Skunks are definitely the cuddliest  and the most likely to want to cuddle in my experience. But raccoons... there's something special about them, they're a lot more work but when they're in a sweet, cuddly mood nothing can beat that!!


----------



## sam gamgee (Apr 8, 2009)

suity said:


> Skunks are definitely the cuddliest  and the most likely to want to cuddle in my experience. But raccoons... there's something special about them, they're a lot more work but when they're in a sweet, cuddly mood nothing can beat that!!


Sort of know where you are coming from, agree 100 per cent on the skunkie thing, Lin agrees 101 per cent about the coonie thing! She loves Luca monster like nothing else and when he is good, he is lovely but when he is bad.......I`m sure you understand!:lol2:

Dave.


----------



## liam.b (Sep 2, 2006)

I'd say skunk aswell


----------



## PETERAROBERTSON (Jul 2, 2008)

For me it has to be squirrel monkeys.
They are always adorable..
But one of my mates has a male cap
In his troop and nothing gives cuddles like him.
His female brown and white skunk is close though.


----------



## Loderuna (Mar 9, 2010)

Skunks! My dear Ozzy skunk had the most cuddlesome fur - it was reallt thick and soft and I could stroke it all day!


----------



## mrcriss (Nov 2, 2010)

Rosy has to be the cuddliest animal I've ever met! 










She'll jump on my lap at every available opportunity 










She'll happily sleep cuddled up from 9pm-7am! Here's her favourite position.....
(Bad pic, taken on phone. She's bald 'cos she was neutered recently)










:2thumb:


----------



## Mumtothemiss (Jan 7, 2012)

For me definitely my skunk. She was at the vet the other day and they (I suspect) kept her longer than necessary as they were all busy cuddling her.


----------



## stubeanz (Mar 28, 2007)

I would agree skunks love a cuddle as much as humans do I like to think!

Jesus that skunk is obese! Is it a rescue?

Stu


----------



## Disgruntled (Dec 5, 2010)

Not this!!!










He does NOT like to be cuddled, everything has to be on his terms, I was picking him up here after a walk as he doesn't always like to go back in his enclosure but I wouldn't normally try to cuddle him. He will leap onto my back though and loves having his ears and chest rubbed...


----------



## mrcriss (Nov 2, 2010)

stubeanz said:


> I would agree skunks love a cuddle as much as humans do I like to think!
> 
> Jesus that skunk is obese! Is it a rescue?
> 
> Stu


Although Rosy was a tiny bit overweight when I got her, she ain't obese. That's just loose skin that tends to spread when she relaxes......bit like a pancake 

She's normal weight....she just has bingo wings!


----------



## Elina (Jul 22, 2009)

Sapphire the arctic fox. She is the most dog like of all our foxes and demands cuddles from Mr Elina:


Sapphire loves her Daddy by Flashman foxes, on Flickr

She also kisses everyone she meets weather they want kisses or not.

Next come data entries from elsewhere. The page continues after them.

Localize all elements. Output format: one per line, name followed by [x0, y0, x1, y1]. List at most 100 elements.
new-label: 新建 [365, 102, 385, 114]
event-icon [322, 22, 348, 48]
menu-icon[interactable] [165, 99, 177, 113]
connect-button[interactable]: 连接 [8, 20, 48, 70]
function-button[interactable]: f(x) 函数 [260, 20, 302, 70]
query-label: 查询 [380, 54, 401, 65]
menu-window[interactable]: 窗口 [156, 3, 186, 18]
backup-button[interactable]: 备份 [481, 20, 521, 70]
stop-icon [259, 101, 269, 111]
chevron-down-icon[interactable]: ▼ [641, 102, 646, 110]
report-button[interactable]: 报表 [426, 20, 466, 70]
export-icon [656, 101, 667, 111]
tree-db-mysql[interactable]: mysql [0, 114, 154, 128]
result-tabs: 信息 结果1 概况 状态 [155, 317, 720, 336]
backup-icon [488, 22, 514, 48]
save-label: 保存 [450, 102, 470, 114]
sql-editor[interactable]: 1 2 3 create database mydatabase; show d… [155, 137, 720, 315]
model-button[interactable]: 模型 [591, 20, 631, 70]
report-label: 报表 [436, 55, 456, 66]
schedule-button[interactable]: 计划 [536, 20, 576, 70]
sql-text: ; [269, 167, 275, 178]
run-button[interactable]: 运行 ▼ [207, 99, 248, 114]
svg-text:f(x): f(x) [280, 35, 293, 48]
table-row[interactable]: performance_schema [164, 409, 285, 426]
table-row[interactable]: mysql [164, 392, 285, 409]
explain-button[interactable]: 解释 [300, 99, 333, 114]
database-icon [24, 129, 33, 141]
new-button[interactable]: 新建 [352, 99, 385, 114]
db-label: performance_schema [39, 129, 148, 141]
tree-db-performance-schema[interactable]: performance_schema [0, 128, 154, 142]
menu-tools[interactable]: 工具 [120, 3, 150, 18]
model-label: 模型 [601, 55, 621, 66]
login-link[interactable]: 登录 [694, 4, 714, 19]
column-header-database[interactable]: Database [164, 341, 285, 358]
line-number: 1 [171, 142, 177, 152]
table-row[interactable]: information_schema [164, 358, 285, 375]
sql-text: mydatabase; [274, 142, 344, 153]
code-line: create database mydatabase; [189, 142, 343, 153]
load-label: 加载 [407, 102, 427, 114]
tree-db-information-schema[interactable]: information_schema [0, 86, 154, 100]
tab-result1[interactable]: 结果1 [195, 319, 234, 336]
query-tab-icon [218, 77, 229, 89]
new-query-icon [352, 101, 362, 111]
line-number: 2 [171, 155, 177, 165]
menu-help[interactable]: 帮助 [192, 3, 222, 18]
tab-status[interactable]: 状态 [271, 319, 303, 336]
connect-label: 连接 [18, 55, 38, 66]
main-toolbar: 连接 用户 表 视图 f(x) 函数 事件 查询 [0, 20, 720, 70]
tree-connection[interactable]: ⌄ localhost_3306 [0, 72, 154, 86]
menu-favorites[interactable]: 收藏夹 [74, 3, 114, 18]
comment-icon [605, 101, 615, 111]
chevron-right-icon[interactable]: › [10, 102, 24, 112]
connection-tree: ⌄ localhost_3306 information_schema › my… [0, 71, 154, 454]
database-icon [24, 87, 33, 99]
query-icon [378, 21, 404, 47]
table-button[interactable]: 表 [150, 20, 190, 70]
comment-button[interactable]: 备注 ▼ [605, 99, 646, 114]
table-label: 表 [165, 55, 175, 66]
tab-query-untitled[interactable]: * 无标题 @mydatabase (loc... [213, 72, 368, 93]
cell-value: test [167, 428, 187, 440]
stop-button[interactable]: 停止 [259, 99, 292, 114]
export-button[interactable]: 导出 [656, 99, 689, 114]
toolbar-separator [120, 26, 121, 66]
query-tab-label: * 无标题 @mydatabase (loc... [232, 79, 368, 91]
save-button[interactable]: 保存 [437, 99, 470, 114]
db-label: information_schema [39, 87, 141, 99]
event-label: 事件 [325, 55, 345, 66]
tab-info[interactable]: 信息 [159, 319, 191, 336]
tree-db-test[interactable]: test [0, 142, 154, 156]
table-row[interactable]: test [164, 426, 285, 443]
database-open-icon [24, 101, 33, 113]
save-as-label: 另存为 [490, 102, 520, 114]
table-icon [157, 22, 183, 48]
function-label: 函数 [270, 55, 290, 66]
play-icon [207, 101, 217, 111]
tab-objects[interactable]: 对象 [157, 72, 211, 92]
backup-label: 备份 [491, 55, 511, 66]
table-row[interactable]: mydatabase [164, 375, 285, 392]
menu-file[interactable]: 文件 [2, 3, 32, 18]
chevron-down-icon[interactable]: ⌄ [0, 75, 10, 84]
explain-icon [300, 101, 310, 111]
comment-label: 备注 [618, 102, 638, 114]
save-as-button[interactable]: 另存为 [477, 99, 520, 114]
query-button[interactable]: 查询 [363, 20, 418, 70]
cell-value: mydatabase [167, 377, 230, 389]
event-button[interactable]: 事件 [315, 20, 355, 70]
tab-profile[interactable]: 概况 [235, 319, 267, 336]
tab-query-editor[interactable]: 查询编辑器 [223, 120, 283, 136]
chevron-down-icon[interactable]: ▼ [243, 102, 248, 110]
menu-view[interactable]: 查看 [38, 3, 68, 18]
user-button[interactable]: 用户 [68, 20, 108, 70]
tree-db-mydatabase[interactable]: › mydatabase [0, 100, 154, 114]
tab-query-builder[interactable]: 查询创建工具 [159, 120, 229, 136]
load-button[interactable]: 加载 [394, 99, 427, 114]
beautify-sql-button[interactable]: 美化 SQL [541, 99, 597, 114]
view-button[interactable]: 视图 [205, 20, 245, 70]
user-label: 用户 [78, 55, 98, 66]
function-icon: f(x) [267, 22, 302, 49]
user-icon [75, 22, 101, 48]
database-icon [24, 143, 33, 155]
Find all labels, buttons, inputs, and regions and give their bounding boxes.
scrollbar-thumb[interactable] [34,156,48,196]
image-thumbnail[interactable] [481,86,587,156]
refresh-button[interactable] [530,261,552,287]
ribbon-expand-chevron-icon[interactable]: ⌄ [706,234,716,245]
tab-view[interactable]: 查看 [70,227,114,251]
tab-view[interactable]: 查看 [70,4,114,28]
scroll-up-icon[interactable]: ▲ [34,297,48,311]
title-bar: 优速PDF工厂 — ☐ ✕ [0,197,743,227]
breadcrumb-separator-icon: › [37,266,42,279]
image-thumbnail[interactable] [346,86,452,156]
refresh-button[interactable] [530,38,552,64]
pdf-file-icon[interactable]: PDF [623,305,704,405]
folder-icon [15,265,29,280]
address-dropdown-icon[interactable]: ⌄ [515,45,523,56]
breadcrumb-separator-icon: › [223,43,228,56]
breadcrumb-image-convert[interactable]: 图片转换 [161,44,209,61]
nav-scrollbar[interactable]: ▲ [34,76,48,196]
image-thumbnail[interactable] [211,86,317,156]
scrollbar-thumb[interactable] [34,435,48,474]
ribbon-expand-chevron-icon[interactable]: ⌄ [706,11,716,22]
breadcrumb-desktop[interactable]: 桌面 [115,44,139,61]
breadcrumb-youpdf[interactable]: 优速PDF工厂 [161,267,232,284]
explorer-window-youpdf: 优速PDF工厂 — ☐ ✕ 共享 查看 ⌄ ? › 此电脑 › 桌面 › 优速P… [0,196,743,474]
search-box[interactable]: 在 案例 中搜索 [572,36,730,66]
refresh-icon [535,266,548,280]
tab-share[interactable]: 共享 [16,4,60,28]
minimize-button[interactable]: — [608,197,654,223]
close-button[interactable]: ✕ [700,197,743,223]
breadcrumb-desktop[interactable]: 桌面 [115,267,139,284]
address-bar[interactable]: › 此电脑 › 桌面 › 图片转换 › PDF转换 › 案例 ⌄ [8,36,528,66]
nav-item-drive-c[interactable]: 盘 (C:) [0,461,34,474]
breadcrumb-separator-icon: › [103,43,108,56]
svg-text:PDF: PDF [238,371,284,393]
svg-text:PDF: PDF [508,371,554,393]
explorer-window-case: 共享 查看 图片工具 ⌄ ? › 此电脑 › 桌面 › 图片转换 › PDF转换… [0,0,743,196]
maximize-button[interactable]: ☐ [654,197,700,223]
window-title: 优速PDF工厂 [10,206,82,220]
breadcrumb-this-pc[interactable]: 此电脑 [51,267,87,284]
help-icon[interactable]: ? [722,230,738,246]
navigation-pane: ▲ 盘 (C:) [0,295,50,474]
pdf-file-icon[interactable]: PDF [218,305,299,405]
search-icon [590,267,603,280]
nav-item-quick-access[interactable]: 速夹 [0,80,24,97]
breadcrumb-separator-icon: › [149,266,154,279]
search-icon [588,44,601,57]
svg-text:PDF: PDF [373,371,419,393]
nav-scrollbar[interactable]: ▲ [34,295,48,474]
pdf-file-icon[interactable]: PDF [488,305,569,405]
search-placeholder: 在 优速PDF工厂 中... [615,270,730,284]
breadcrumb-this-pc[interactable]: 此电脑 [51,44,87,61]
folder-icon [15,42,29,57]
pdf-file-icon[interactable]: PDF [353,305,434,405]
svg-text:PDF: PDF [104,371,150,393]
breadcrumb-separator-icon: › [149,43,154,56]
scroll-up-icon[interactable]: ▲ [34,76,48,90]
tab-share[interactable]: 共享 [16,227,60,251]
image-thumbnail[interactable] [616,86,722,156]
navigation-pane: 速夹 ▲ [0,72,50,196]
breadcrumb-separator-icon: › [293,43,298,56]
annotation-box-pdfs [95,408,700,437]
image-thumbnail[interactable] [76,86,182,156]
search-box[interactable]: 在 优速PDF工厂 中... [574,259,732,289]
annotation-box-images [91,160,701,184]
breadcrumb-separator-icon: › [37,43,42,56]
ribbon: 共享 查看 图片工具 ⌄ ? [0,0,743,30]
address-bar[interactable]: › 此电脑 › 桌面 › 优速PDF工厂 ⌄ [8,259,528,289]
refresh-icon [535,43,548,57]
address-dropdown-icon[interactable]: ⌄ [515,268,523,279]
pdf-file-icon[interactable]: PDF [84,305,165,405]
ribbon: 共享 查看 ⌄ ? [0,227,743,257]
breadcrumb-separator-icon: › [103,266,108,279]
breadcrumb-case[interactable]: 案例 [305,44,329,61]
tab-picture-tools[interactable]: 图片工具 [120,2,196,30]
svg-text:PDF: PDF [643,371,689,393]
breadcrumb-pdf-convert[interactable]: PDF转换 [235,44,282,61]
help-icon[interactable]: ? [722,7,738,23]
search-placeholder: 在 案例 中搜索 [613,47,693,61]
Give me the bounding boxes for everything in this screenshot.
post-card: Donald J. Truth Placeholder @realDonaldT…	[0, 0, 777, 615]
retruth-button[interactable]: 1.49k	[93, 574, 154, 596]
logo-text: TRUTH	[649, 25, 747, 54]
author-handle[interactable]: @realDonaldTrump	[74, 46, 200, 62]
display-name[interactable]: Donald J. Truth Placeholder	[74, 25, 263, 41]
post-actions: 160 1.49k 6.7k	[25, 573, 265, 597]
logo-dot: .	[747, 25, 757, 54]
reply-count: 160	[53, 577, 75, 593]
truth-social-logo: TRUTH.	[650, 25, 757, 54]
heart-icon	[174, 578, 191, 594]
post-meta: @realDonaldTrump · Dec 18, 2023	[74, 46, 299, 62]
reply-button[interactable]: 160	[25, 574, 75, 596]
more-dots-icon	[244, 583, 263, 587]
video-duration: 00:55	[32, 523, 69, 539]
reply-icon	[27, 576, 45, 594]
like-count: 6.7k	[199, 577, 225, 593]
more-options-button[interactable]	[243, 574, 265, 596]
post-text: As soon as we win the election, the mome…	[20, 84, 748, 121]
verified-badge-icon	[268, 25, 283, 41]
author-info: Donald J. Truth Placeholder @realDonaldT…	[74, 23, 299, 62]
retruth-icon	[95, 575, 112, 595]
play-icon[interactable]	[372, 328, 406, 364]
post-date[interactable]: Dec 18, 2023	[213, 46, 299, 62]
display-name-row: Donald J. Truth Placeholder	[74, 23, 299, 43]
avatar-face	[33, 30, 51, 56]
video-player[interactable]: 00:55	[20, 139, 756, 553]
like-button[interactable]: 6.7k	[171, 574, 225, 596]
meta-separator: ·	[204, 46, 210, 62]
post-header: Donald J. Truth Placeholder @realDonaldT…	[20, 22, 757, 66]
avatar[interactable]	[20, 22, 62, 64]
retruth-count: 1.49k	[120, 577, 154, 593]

I would say Harry who is one of my corsac foxes but he only loves me, same goes for Valla who is also a corsac. 

-Elina


----------



## RescueCat (Aug 13, 2011)

Okay, it's decided, I'm getting a skunk 

My fiancé has okay'd it for when we have our own place, I want somewhere with a garage to make somewhere for the Skunk to be alone when it wants to be (As, in the future there will be more than just my Skunk, cat and Beardie living with us)


----------



## BenjaminBoaz (Jan 6, 2006)

It would be well worth visiting some skunks and their owners first before completely making up your mind. getting one without doing so you might find after a few months a skunk isnt for you at all. If your house proud it wouldnt be good to have a skunk running around the front room, if you had a beautiful carpet or lovely wallpaper as they like to scratch and dig. My front room carpet was dug up within 10 minutes of getting digger home - hence the name!! Im not saying it wont be but sometimes wrong decisions are made. Our skunk is friendly but dosent want cuddles and wouldnt dream of sitting on my lap for long. She is cuddly though i do have to say. Remember they can and do some times spray. Personally for something to cuddle and will just adore you, you just cant beat a shih tzu! I wanted a good size mammal and everyone i talked to recommended a racoon. All said they were amazing, good and made great pets. I spent a long time reading and chatting about them. When we got rocco he was lovely. Sadly i have to say i had made a mistake. He was a complete jackel and hyde. - a typical raccoon. The biggest problem was the..im doing to rip your ears off for fun.. lol. He was great and i really do miss him but was a lot of hard work and not really what i was expecting. Yes i made a mistake. On the plus side i found him an amazing home with a great guy and some big dogs to be his brothers.(he liked dogs and as a pup grew up with some big ones - he was about 7 months old). I wish i had visited people now. I wish people told me what they can be really like. We had a number of people that came to look at rocco and although a few were potential good new homes, i think i put a few off keeping racoons.
I do love my richardsons ground squirrels, although Gordon is friendly, loves cuddles and is perfect his misses is just evil. lol. There are loads to keep so dont just jump to the first animal you think is going to be right, go visit and make sure. :2thumb:


those foxes look cuddly.


----------